Appel à com’ : Penser l’interdiscursivité

L’Association Lyonnaise des Étudiants Chercheurs en Sciences de l’Information et de la Communication (Alec-SIC) organise une journée d’étude le 14 janvier 2016.

Cette journée a vocation à interroger la notion d’interdiscursivité. Ce concept englobant, auquel les notions de « dialogisme » (BAKHTINE, 1970) et « intertextualité » (KRISTEVA, 1969 ; BARTHES, 1973) sont étroitement liées, est entendu comme l’analyse des zones de contact entre différents espaces discursifs (GARRIC et LONGHI, 2013). L’interdiscursivité pourrait être ainsi considérée comme « une notion générique de mise en relation de ce qui a été déjà dit quelle que soit la forme textuelle sous laquelle apparaît ce déjà dit » (CHARAUDEAU, 2006). Elle s’applique donc à une pluralité d’objets d’étude.

Par exemple, du point de vue de l’analyse des médias, partant du constat que les mots ne sont pas neutres mais toujours « habités », c’est-à-dire traversés par les dires des autres, l’interdiscursivité renvoie à la notion de « mémoire médiatique » (MOIRAND, 2007), le rôle du chercheur étant de repérer la « traçabilité » de ces mots et de remonter ces « fils interdiscursifs ».

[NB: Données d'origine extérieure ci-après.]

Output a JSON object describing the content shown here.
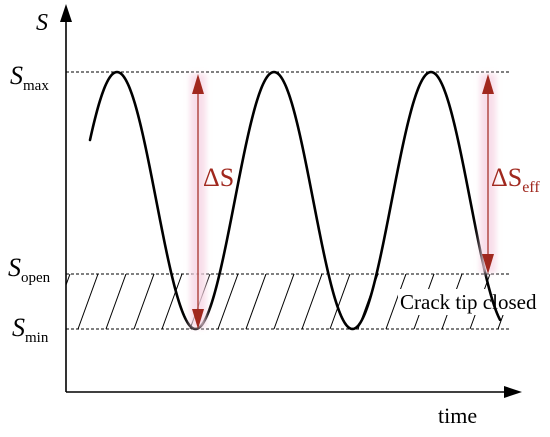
{
  "axes": {
    "y_label": "S",
    "x_label": "time"
  },
  "levels": {
    "max": {
      "base": "S",
      "sub": "max"
    },
    "open": {
      "base": "S",
      "sub": "open"
    },
    "min": {
      "base": "S",
      "sub": "min"
    }
  },
  "ranges": {
    "delta_s": {
      "symbol": "ΔS",
      "sub": ""
    },
    "delta_s_eff": {
      "symbol": "ΔS",
      "sub": "eff"
    }
  },
  "region_label": "Crack tip closed",
  "colors": {
    "curve": "#000000",
    "arrow": "#a0281e",
    "arrow_glow": "#f7d5e4",
    "dash": "#000000"
  }
}
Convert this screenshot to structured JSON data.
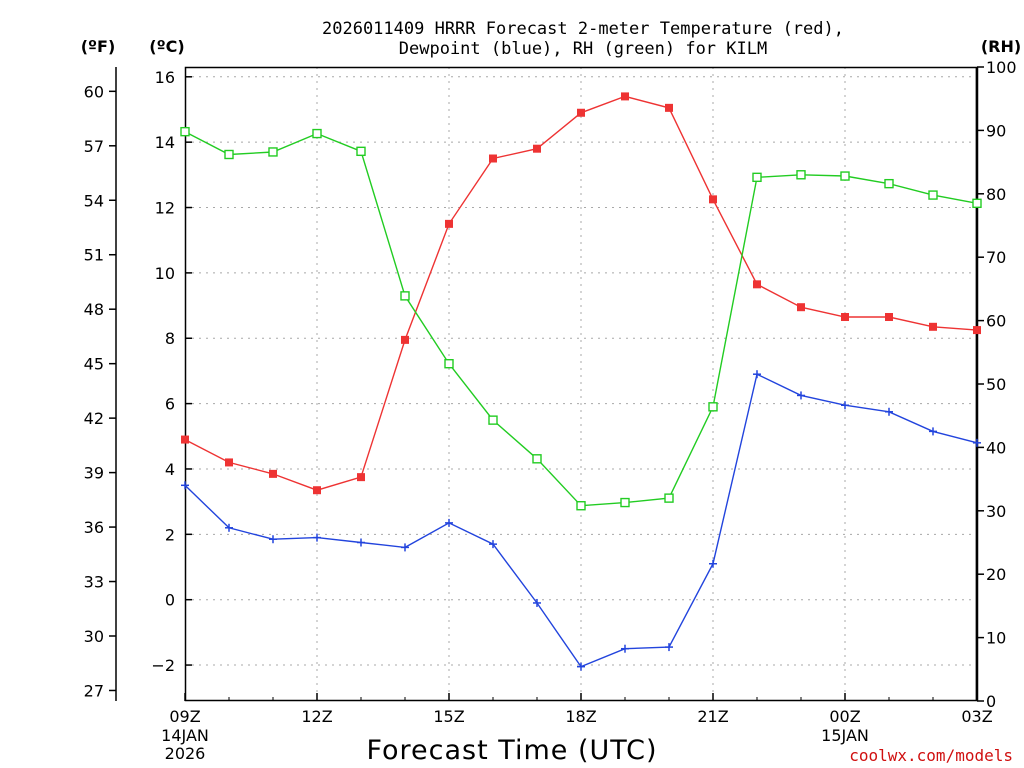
{
  "title": {
    "line1": "2026011409 HRRR Forecast 2-meter Temperature (red),",
    "line2": "Dewpoint (blue), RH (green) for KILM"
  },
  "axes": {
    "f_unit": "(ºF)",
    "c_unit": "(ºC)",
    "rh_unit": "(RH)",
    "f_ticks": [
      "27",
      "30",
      "33",
      "36",
      "39",
      "42",
      "45",
      "48",
      "51",
      "54",
      "57",
      "60"
    ],
    "c_ticks": [
      "−2",
      "0",
      "2",
      "4",
      "6",
      "8",
      "10",
      "12",
      "14",
      "16"
    ],
    "rh_ticks": [
      "0",
      "10",
      "20",
      "30",
      "40",
      "50",
      "60",
      "70",
      "80",
      "90",
      "100"
    ],
    "x_ticks": [
      {
        "label": "09Z",
        "sub1": "14JAN",
        "sub2": "2026"
      },
      {
        "label": "12Z",
        "sub1": "",
        "sub2": ""
      },
      {
        "label": "15Z",
        "sub1": "",
        "sub2": ""
      },
      {
        "label": "18Z",
        "sub1": "",
        "sub2": ""
      },
      {
        "label": "21Z",
        "sub1": "",
        "sub2": ""
      },
      {
        "label": "00Z",
        "sub1": "15JAN",
        "sub2": ""
      },
      {
        "label": "03Z",
        "sub1": "",
        "sub2": ""
      }
    ],
    "xlabel": "Forecast Time (UTC)"
  },
  "credit": "coolwx.com/models",
  "colors": {
    "temperature": "#ee3333",
    "dewpoint": "#2244dd",
    "rh": "#22cc22",
    "grid": "#a8a8a8"
  },
  "chart_data": {
    "type": "line",
    "x": [
      "09Z",
      "10Z",
      "11Z",
      "12Z",
      "13Z",
      "14Z",
      "15Z",
      "16Z",
      "17Z",
      "18Z",
      "19Z",
      "20Z",
      "21Z",
      "22Z",
      "23Z",
      "00Z",
      "01Z",
      "02Z",
      "03Z"
    ],
    "series": [
      {
        "name": "Temperature",
        "axis": "C",
        "marker": "filled-square",
        "values": [
          4.9,
          4.2,
          3.85,
          3.35,
          3.75,
          7.95,
          11.5,
          13.5,
          13.8,
          14.9,
          15.4,
          15.05,
          12.25,
          9.65,
          8.95,
          8.65,
          8.65,
          8.35,
          8.25
        ]
      },
      {
        "name": "Dewpoint",
        "axis": "C",
        "marker": "plus",
        "values": [
          3.5,
          2.2,
          1.85,
          1.9,
          1.75,
          1.6,
          2.35,
          1.7,
          -0.1,
          -2.05,
          -1.5,
          -1.45,
          1.1,
          6.9,
          6.25,
          5.95,
          5.75,
          5.15,
          4.8
        ]
      },
      {
        "name": "RH",
        "axis": "RH",
        "marker": "open-square",
        "values": [
          89.8,
          86.2,
          86.6,
          89.5,
          86.7,
          63.9,
          53.2,
          44.3,
          38.2,
          30.8,
          31.3,
          32.0,
          46.4,
          82.6,
          83.0,
          82.8,
          81.6,
          79.8,
          78.5
        ]
      }
    ],
    "c_range": [
      -3.1,
      16.3
    ],
    "f_range": [
      26.42,
      61.34
    ],
    "rh_range": [
      0,
      100
    ],
    "grid": true
  }
}
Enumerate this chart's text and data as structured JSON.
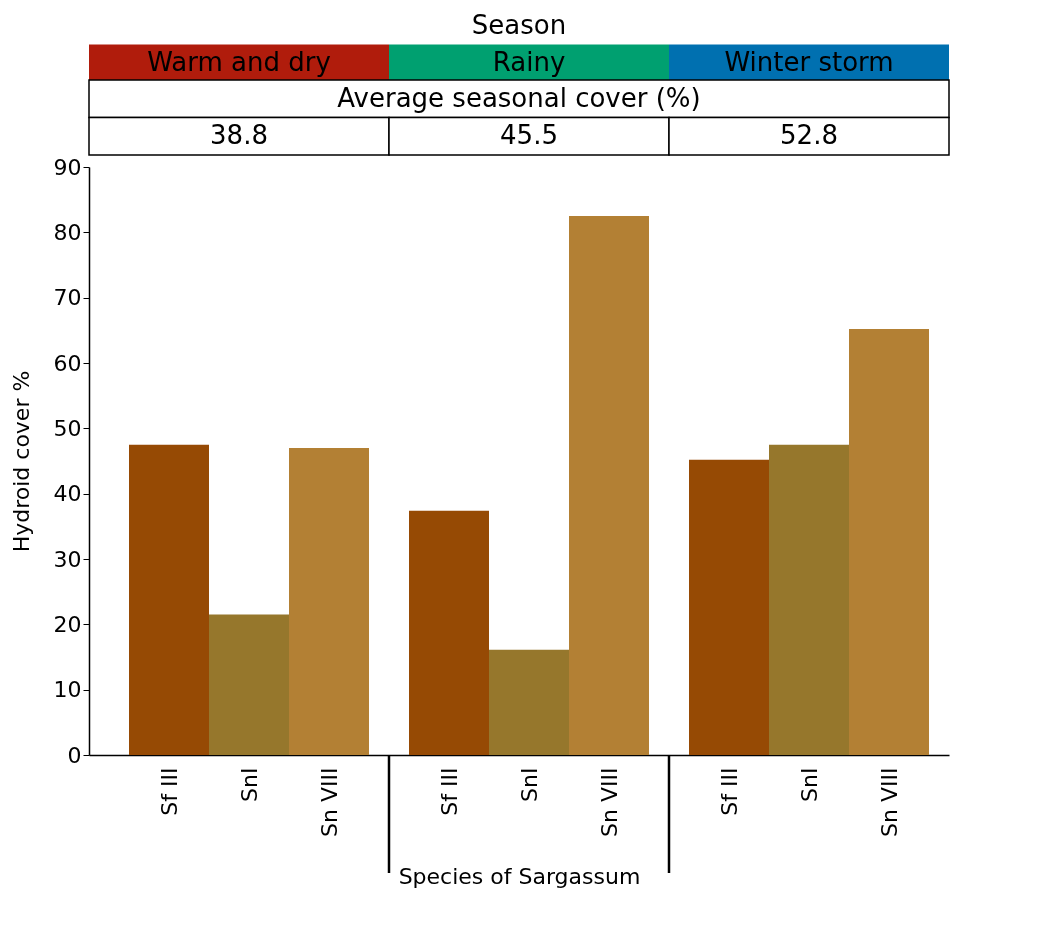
{
  "chart_data": {
    "type": "bar",
    "categories": [
      "Sf III",
      "SnI",
      "Sn VIII",
      "Sf III",
      "SnI",
      "Sn VIII",
      "Sf III",
      "SnI",
      "Sn VIII"
    ],
    "values": [
      47.5,
      21.5,
      47.0,
      37.4,
      16.1,
      82.5,
      45.2,
      47.5,
      65.2
    ],
    "colors": [
      "#964a04",
      "#96772c",
      "#b38034",
      "#964a04",
      "#96772c",
      "#b38034",
      "#964a04",
      "#96772c",
      "#b38034"
    ],
    "xlabel": "Species of Sargassum",
    "ylabel": "Hydroid cover %",
    "ylim": [
      0,
      90
    ],
    "yticks": [
      0,
      10,
      20,
      30,
      40,
      50,
      60,
      70,
      80,
      90
    ],
    "grid": false,
    "annotations": [
      "Season",
      "Warm and dry",
      "Rainy",
      "Winter storm",
      "Average seasonal cover (%)",
      "38.8",
      "45.5",
      "52.8"
    ]
  }
}
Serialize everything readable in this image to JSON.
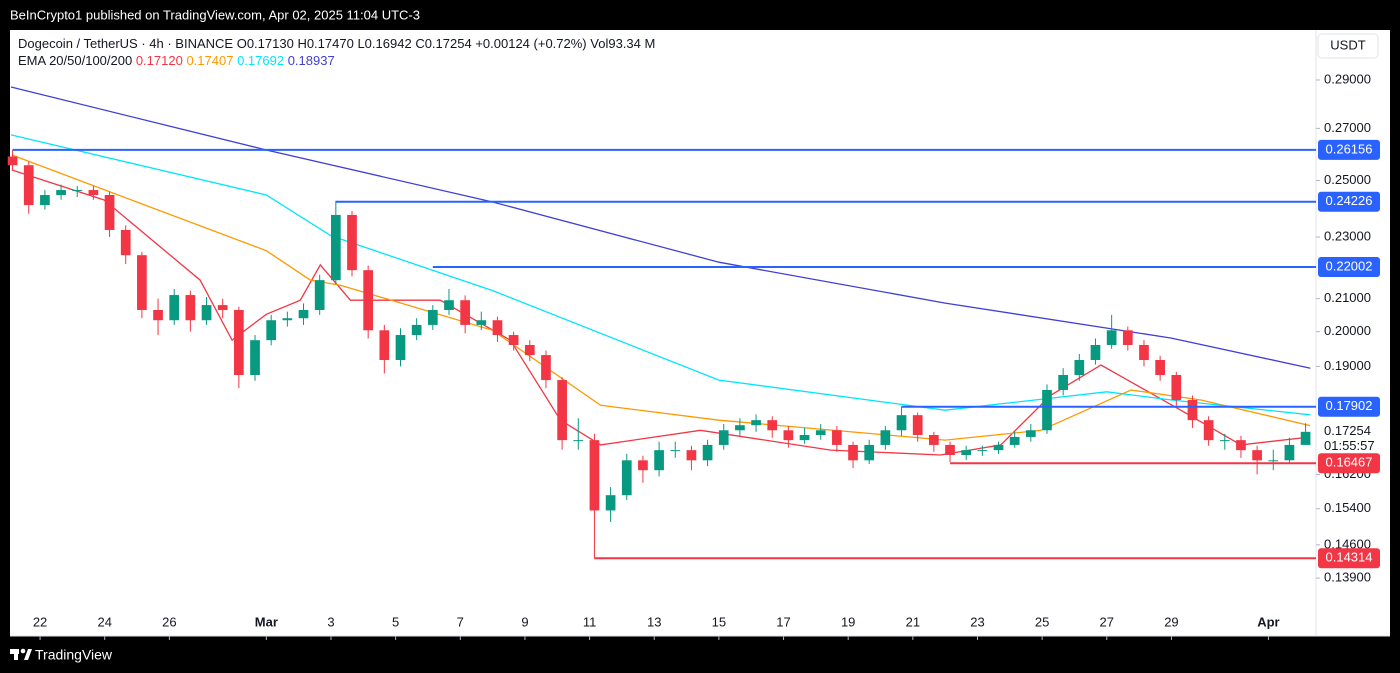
{
  "header": {
    "published": "BeInCrypto1 published on TradingView.com, Apr 02, 2025 11:04 UTC-3"
  },
  "footer": {
    "brand": "TradingView"
  },
  "chart_data": {
    "type": "candlestick",
    "symbol": "Dogecoin / TetherUS · 4h · BINANCE",
    "ohlc_legend": [
      "O0.17130",
      "H0.17470",
      "L0.16942",
      "C0.17254",
      "+0.00124 (+0.72%)",
      "Vol93.34 M"
    ],
    "indicator": "EMA 20/50/100/200",
    "currency": "USDT",
    "last_price": 0.17254,
    "countdown": "01:55:57",
    "log_scale": true,
    "grid": false,
    "up_color": "#089981",
    "down_color": "#f23645",
    "xlim": [
      -0.93,
      39.41
    ],
    "ylim": [
      0.1278,
      0.3122
    ],
    "xticks": [
      {
        "value": 0,
        "label": "22"
      },
      {
        "value": 2,
        "label": "24"
      },
      {
        "value": 4,
        "label": "26"
      },
      {
        "value": 7,
        "label": "Mar"
      },
      {
        "value": 9,
        "label": "3"
      },
      {
        "value": 11,
        "label": "5"
      },
      {
        "value": 13,
        "label": "7"
      },
      {
        "value": 15,
        "label": "9"
      },
      {
        "value": 17,
        "label": "11"
      },
      {
        "value": 19,
        "label": "13"
      },
      {
        "value": 21,
        "label": "15"
      },
      {
        "value": 23,
        "label": "17"
      },
      {
        "value": 25,
        "label": "19"
      },
      {
        "value": 27,
        "label": "21"
      },
      {
        "value": 29,
        "label": "23"
      },
      {
        "value": 31,
        "label": "25"
      },
      {
        "value": 33,
        "label": "27"
      },
      {
        "value": 35,
        "label": "29"
      },
      {
        "value": 38,
        "label": "Apr"
      }
    ],
    "yticks": [
      {
        "value": 0.29,
        "label": "0.29000"
      },
      {
        "value": 0.27,
        "label": "0.27000"
      },
      {
        "value": 0.25,
        "label": "0.25000"
      },
      {
        "value": 0.23,
        "label": "0.23000"
      },
      {
        "value": 0.21,
        "label": "0.21000"
      },
      {
        "value": 0.2,
        "label": "0.20000"
      },
      {
        "value": 0.19,
        "label": "0.19000"
      },
      {
        "value": 0.162,
        "label": "0.16200"
      },
      {
        "value": 0.154,
        "label": "0.15400"
      },
      {
        "value": 0.146,
        "label": "0.14600"
      },
      {
        "value": 0.139,
        "label": "0.13900"
      }
    ],
    "x": [
      -0.85,
      -0.35,
      0.15,
      0.65,
      1.15,
      1.65,
      2.15,
      2.65,
      3.15,
      3.65,
      4.15,
      4.65,
      5.15,
      5.65,
      6.15,
      6.65,
      7.15,
      7.65,
      8.15,
      8.65,
      9.15,
      9.65,
      10.15,
      10.65,
      11.15,
      11.65,
      12.15,
      12.65,
      13.15,
      13.65,
      14.15,
      14.65,
      15.15,
      15.65,
      16.15,
      16.65,
      17.15,
      17.65,
      18.15,
      18.65,
      19.15,
      19.65,
      20.15,
      20.65,
      21.15,
      21.65,
      22.15,
      22.65,
      23.15,
      23.65,
      24.15,
      24.65,
      25.15,
      25.65,
      26.15,
      26.65,
      27.15,
      27.65,
      28.15,
      28.65,
      29.15,
      29.65,
      30.15,
      30.65,
      31.15,
      31.65,
      32.15,
      32.65,
      33.15,
      33.65,
      34.15,
      34.65,
      35.15,
      35.65,
      36.15,
      36.65,
      37.15,
      37.65,
      38.15,
      38.65,
      39.15
    ],
    "open": [
      0.259,
      0.2557,
      0.2411,
      0.2447,
      0.2465,
      0.2465,
      0.2447,
      0.2324,
      0.2239,
      0.2065,
      0.2034,
      0.2111,
      0.2034,
      0.208,
      0.2065,
      0.1876,
      0.1975,
      0.2034,
      0.204,
      0.2065,
      0.2158,
      0.2376,
      0.219,
      0.2004,
      0.1918,
      0.199,
      0.202,
      0.2065,
      0.2095,
      0.202,
      0.2034,
      0.199,
      0.1961,
      0.1932,
      0.1862,
      0.1704,
      0.1704,
      0.1536,
      0.1571,
      0.1654,
      0.163,
      0.1679,
      0.1679,
      0.1654,
      0.1692,
      0.1729,
      0.1742,
      0.1755,
      0.1729,
      0.1704,
      0.1717,
      0.1729,
      0.1692,
      0.1654,
      0.1692,
      0.1729,
      0.1768,
      0.1717,
      0.1692,
      0.1667,
      0.1679,
      0.1679,
      0.1692,
      0.1712,
      0.1729,
      0.1835,
      0.1876,
      0.1918,
      0.1961,
      0.2004,
      0.1961,
      0.1918,
      0.1876,
      0.1808,
      0.1755,
      0.1704,
      0.1704,
      0.1679,
      0.1654,
      0.1654,
      0.1692
    ],
    "high": [
      0.2615,
      0.257,
      0.2465,
      0.2485,
      0.248,
      0.248,
      0.246,
      0.234,
      0.225,
      0.21,
      0.213,
      0.2125,
      0.2105,
      0.21,
      0.2075,
      0.199,
      0.205,
      0.206,
      0.2085,
      0.2175,
      0.2426,
      0.239,
      0.2205,
      0.202,
      0.201,
      0.204,
      0.208,
      0.213,
      0.211,
      0.206,
      0.2045,
      0.2,
      0.1975,
      0.1945,
      0.187,
      0.176,
      0.172,
      0.159,
      0.167,
      0.1665,
      0.17,
      0.17,
      0.169,
      0.1705,
      0.1745,
      0.176,
      0.177,
      0.1765,
      0.174,
      0.1735,
      0.1745,
      0.174,
      0.17,
      0.1705,
      0.174,
      0.179,
      0.1775,
      0.1725,
      0.17,
      0.169,
      0.169,
      0.17,
      0.1725,
      0.1745,
      0.185,
      0.1895,
      0.1935,
      0.198,
      0.205,
      0.2015,
      0.1975,
      0.193,
      0.1885,
      0.182,
      0.1765,
      0.172,
      0.1715,
      0.169,
      0.168,
      0.171,
      0.1747
    ],
    "low": [
      0.254,
      0.238,
      0.2395,
      0.243,
      0.244,
      0.243,
      0.23,
      0.221,
      0.204,
      0.199,
      0.202,
      0.2,
      0.202,
      0.204,
      0.184,
      0.186,
      0.196,
      0.2015,
      0.202,
      0.205,
      0.2145,
      0.217,
      0.198,
      0.188,
      0.19,
      0.1975,
      0.2005,
      0.205,
      0.1995,
      0.2005,
      0.197,
      0.1945,
      0.1915,
      0.184,
      0.168,
      0.168,
      0.1431,
      0.151,
      0.156,
      0.16,
      0.1615,
      0.166,
      0.163,
      0.164,
      0.168,
      0.1715,
      0.1725,
      0.171,
      0.1685,
      0.1695,
      0.1705,
      0.1675,
      0.1635,
      0.1645,
      0.168,
      0.1715,
      0.17,
      0.1675,
      0.165,
      0.1655,
      0.1665,
      0.167,
      0.1685,
      0.17,
      0.172,
      0.182,
      0.186,
      0.1905,
      0.195,
      0.1945,
      0.19,
      0.186,
      0.179,
      0.1735,
      0.169,
      0.168,
      0.166,
      0.162,
      0.163,
      0.1645,
      0.1694
    ],
    "close": [
      0.2557,
      0.2411,
      0.2447,
      0.2465,
      0.2465,
      0.2447,
      0.2324,
      0.2239,
      0.2065,
      0.2034,
      0.2111,
      0.2034,
      0.208,
      0.2065,
      0.1876,
      0.1975,
      0.2034,
      0.204,
      0.2065,
      0.2158,
      0.2376,
      0.219,
      0.2004,
      0.1918,
      0.199,
      0.202,
      0.2065,
      0.2095,
      0.202,
      0.2034,
      0.199,
      0.1961,
      0.1932,
      0.1862,
      0.1704,
      0.1704,
      0.1536,
      0.1571,
      0.1654,
      0.163,
      0.1679,
      0.1679,
      0.1654,
      0.1692,
      0.1729,
      0.1742,
      0.1755,
      0.1729,
      0.1704,
      0.1717,
      0.1729,
      0.1692,
      0.1654,
      0.1692,
      0.1729,
      0.1768,
      0.1717,
      0.1692,
      0.1667,
      0.1679,
      0.1679,
      0.1692,
      0.1712,
      0.1729,
      0.1835,
      0.1876,
      0.1918,
      0.1961,
      0.2004,
      0.1961,
      0.1918,
      0.1876,
      0.1808,
      0.1755,
      0.1704,
      0.1704,
      0.1679,
      0.1654,
      0.1654,
      0.1692,
      0.1725
    ],
    "series": [
      {
        "legend_value": "0.17120",
        "color": "#f23645",
        "x": [
          -0.87,
          1.98,
          4.95,
          5.94,
          7,
          8.05,
          8.67,
          9.6,
          12.38,
          14.55,
          16.1,
          17.34,
          20.43,
          24.46,
          27.86,
          29.72,
          31.27,
          32.82,
          35.29,
          37.15,
          39.29
        ],
        "values": [
          0.2539,
          0.2429,
          0.2158,
          0.1975,
          0.2052,
          0.2095,
          0.2207,
          0.2095,
          0.2095,
          0.1975,
          0.1755,
          0.1692,
          0.1729,
          0.1679,
          0.1667,
          0.1692,
          0.1821,
          0.1904,
          0.1781,
          0.1692,
          0.1712
        ]
      },
      {
        "legend_value": "0.17407",
        "color": "#ff9800",
        "x": [
          -0.87,
          7,
          8.36,
          9.29,
          14,
          17.34,
          21,
          28,
          30.96,
          33.75,
          35.91,
          39.29
        ],
        "values": [
          0.2596,
          0.2254,
          0.2158,
          0.2142,
          0.2004,
          0.1794,
          0.1755,
          0.1704,
          0.1729,
          0.1835,
          0.1808,
          0.1741
        ]
      },
      {
        "legend_value": "0.17692",
        "color": "#00e5ff",
        "x": [
          -0.9,
          7,
          9,
          14,
          21,
          28,
          33,
          35,
          39.3
        ],
        "values": [
          0.2674,
          0.2447,
          0.2304,
          0.2125,
          0.1862,
          0.1781,
          0.183,
          0.1808,
          0.1769
        ]
      },
      {
        "legend_value": "0.18937",
        "color": "#3f3fd6",
        "x": [
          -0.9,
          7,
          14,
          21,
          28,
          35,
          39.3
        ],
        "values": [
          0.287,
          0.2615,
          0.2422,
          0.2216,
          0.2086,
          0.1981,
          0.1895
        ]
      }
    ],
    "levels": [
      {
        "value": 0.26156,
        "start": -0.85,
        "color": "#2962ff"
      },
      {
        "value": 0.24226,
        "start": 9.15,
        "color": "#2962ff"
      },
      {
        "value": 0.22002,
        "start": 12.15,
        "color": "#2962ff"
      },
      {
        "value": 0.17902,
        "start": 26.65,
        "color": "#2962ff"
      },
      {
        "value": 0.16467,
        "start": 28.15,
        "color": "#f23645"
      },
      {
        "value": 0.14314,
        "start": 17.15,
        "color": "#f23645"
      }
    ]
  }
}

Par ailleurs, la circulation des discours dans l’ « espace public » peut introduire des dynamiques conflictuelles qui participent en retour à sa configuration. Cette dimension polémique dans une dialectique discours/contre-discours est au cœur des problématiques liées à l’interdiscursivité (AMOSSY, 2014). A ce titre, discours médiatique, politique, publicitaire etc., sont pénétrés par des « discours transverses qui organisent les visées des énonciateurs multiples et les mondes sociaux auxquels ils se réfèrent » (TAVERNIER, NOYER, LEGAVRE, DELFORCE, 2010).

De plus, avec l’émergence du numérique, l’interdiscursivité trouve de nouveaux espaces et objets d’analyse. L’écriture numérique permet ainsi l’apparition d’une pluralité de discours autour d’un même objet. Celle-ci est liée à la multiplication des dispositifs médiatiques mais également permise par l’interaction avec le public dans ces nouveaux espaces de communication. Ainsi, par exemple, « différentes formes d’écritures numériques de l’espace socio-discursif contemporain, rattachées au journalisme professionnel et participatif où le traitement de faits d’actualité, objets de débats, donne lieu à des mises en scène numériques originales, explorant sur la même page plusieurs dispositifs communicationnels » (GARRIC et LONGHI, 2014). Le numérique oblige également à repenser la notion d’intertextualité, notamment en raison de l’émergence de l’hypertexte et, entre autres, de la lecture délinéarisée (VIGNAUX, 2001) et asynchrone. De même, il entraine de nouvelles perspectives d’analyse de l’interdiscursivité, les différents espaces qu’il offre étant souvent des lieux privilégiés d’expression de polémiques (AMOSSY et BURGER, 2011).

Autre entrée possible, interroger cette notion invite à se placer au niveau de la réception des productions discursives hétérogènes afin d’analyser leur interprétation et/ou reconfiguration (RICOEUR, 1985). Analyser les conditions de production et de réception de ces discours permet ainsi de saisir plus finement leur dimension dialogique. Dans ce cadre, l’intérêt peut aussi se porter sur la formation des opinions à la croisée des différents discours qui circulent dans l’ « espace public ». Des questions qui amènent à se pencher sur d’autres phénomènes et disciplines connexes telles que la sémiologie et de la sémiolinguistique.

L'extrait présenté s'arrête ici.